The child is 3. Will be at school next year so at that point OP has every day to herself. It isn't as if they both work. She'll have every weekday to pursue hobbies.

Sdpbody · 25/07/2024 09:20

My DH and I stopped our weekend sport once DD arrived. I was NEVER going to be a mum at home alone whilst my DH swanned off for hours at the weekend.

My dad did that throughout our whole childhood and I knew I would never put up with that shit.

We each get two evenings in the week that we can make plans, and if a plan falls on the others day, you are responsible for sorting childcare. We both play sport on one evening each, and then go for dinner/drinks etc on the other days (but not every week).

Tulipsareredvioletsarebue · 25/07/2024 09:21

Birdingbear · 24/07/2024 22:43

My husband does his hobby every day before work Monday to Friday and both a Saturday and Sunday all day.

We have a child.
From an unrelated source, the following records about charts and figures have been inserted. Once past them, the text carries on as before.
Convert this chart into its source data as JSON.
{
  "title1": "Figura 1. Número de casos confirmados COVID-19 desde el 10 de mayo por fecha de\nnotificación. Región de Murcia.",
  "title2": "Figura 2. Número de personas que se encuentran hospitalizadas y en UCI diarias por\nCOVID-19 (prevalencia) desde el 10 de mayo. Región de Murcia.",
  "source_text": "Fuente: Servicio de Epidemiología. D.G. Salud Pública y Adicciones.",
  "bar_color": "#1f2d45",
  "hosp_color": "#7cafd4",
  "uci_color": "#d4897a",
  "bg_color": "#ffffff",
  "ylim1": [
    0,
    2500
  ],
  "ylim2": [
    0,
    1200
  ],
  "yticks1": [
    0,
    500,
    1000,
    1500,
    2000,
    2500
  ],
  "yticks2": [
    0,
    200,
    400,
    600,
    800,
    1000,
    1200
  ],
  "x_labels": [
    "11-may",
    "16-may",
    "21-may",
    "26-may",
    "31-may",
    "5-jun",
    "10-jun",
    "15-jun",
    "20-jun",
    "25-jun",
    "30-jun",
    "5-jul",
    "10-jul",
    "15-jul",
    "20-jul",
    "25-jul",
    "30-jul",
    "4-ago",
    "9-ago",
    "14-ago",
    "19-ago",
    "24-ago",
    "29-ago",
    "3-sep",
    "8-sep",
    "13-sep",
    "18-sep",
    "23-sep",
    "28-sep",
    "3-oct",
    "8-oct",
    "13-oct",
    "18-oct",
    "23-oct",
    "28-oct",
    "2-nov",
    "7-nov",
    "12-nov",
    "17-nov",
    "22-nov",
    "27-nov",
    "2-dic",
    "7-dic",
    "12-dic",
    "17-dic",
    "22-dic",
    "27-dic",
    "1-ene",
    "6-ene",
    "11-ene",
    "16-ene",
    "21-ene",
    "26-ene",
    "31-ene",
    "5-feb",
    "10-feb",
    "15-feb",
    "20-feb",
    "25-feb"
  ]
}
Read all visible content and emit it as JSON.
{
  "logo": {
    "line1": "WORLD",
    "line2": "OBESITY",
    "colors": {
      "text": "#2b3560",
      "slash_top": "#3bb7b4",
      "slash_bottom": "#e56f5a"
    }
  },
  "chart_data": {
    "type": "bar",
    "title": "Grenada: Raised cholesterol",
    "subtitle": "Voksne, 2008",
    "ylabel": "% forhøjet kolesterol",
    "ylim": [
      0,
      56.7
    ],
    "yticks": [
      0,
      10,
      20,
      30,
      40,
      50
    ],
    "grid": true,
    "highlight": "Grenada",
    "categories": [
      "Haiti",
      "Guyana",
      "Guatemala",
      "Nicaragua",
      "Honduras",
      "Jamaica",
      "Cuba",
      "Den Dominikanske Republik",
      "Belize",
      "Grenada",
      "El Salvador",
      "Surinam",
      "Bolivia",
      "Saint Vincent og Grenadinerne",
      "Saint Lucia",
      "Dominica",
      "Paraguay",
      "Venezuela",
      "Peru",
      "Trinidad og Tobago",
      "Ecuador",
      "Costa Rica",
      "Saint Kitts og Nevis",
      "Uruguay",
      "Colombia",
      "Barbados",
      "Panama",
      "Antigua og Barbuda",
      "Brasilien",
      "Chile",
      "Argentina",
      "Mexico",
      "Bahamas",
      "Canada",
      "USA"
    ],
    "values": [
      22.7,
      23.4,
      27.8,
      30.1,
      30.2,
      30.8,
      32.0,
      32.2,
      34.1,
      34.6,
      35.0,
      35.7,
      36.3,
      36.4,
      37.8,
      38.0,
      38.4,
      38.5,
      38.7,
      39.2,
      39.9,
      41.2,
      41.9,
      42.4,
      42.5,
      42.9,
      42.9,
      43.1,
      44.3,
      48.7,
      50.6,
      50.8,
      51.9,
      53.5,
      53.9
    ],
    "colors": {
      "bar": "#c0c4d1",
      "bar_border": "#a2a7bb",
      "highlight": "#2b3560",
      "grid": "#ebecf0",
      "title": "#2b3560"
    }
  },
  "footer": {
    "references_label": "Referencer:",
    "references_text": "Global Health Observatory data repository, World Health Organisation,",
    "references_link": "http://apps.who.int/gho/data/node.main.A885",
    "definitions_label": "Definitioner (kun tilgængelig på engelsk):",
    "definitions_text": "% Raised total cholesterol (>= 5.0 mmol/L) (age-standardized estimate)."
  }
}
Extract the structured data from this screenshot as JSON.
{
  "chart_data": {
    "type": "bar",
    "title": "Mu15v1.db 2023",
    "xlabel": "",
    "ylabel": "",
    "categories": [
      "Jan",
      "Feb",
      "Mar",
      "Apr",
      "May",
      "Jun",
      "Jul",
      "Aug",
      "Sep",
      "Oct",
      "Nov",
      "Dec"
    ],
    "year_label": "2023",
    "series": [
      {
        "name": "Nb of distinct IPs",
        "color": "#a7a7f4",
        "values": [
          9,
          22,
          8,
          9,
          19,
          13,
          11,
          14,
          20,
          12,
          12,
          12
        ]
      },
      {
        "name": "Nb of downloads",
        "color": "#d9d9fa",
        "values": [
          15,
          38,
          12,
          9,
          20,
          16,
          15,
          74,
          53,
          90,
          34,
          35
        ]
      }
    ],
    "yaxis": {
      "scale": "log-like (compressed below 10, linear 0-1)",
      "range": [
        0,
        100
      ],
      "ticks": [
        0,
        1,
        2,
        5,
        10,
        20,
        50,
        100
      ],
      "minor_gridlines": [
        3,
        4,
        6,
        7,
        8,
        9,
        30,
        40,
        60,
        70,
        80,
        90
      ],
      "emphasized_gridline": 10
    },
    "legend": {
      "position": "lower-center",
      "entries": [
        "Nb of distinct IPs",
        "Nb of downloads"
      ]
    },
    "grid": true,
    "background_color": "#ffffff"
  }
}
Some days he spends time with us and sometimes he doesn't. It doesn't stop me tho from getting up and ready and making my own plans and going on days out with just me and my kid. Jeez. I just booked a massive holiday abroad for just ke and my kid and didn't even ask my husband if he fancied going.

I don't think it's healthy to live in each other's pockets. We have one night per week which is family night on a Friday ....film night or games night ...pizza etc, but we did this for years before having a kid and just carried it on. Maybe do that.

Bu then it seems you are not really a couple, but flatmates? You have separate lives, go on holiday together, dont spend time together, so why even live together and be married?

Tulipsareredvioletsarebue · 25/07/2024 09:23

Startingagainandagain · 25/07/2024 08:46

Well you are at home all week and he is the main breadwinner so actually I would expect a partner to be able to relax at the weekend and pursue their hobby.

I would suggest taking on a hobby yourself as well for your own mental and physical health and he can look after the kids while you do something you enjoy.

It really is not healthy for either of you if you entire life is just work and kids and nothing else.

She spends her days looking after the home and the child, hardly 'free time' you can spend relaxing- are you even a parent yourself to say such nonsense?

AuntieMarys · 25/07/2024 09:27

Mine golfed every Saturday...home by 1. Then I had the afternoon off. Sunday was our family day. It worked for us.. the dcs did drop and go activities Saturday morning so I used to meet friends for coffee.

HowIrresponsible · 25/07/2024 09:29

Tulipsareredvioletsarebue · 25/07/2024 09:23

She spends her days looking after the home and the child, hardly 'free time' you can spend relaxing- are you even a parent yourself to say such nonsense?

The OP can go back to work full time in that case and then she'll have it as easy as her husband?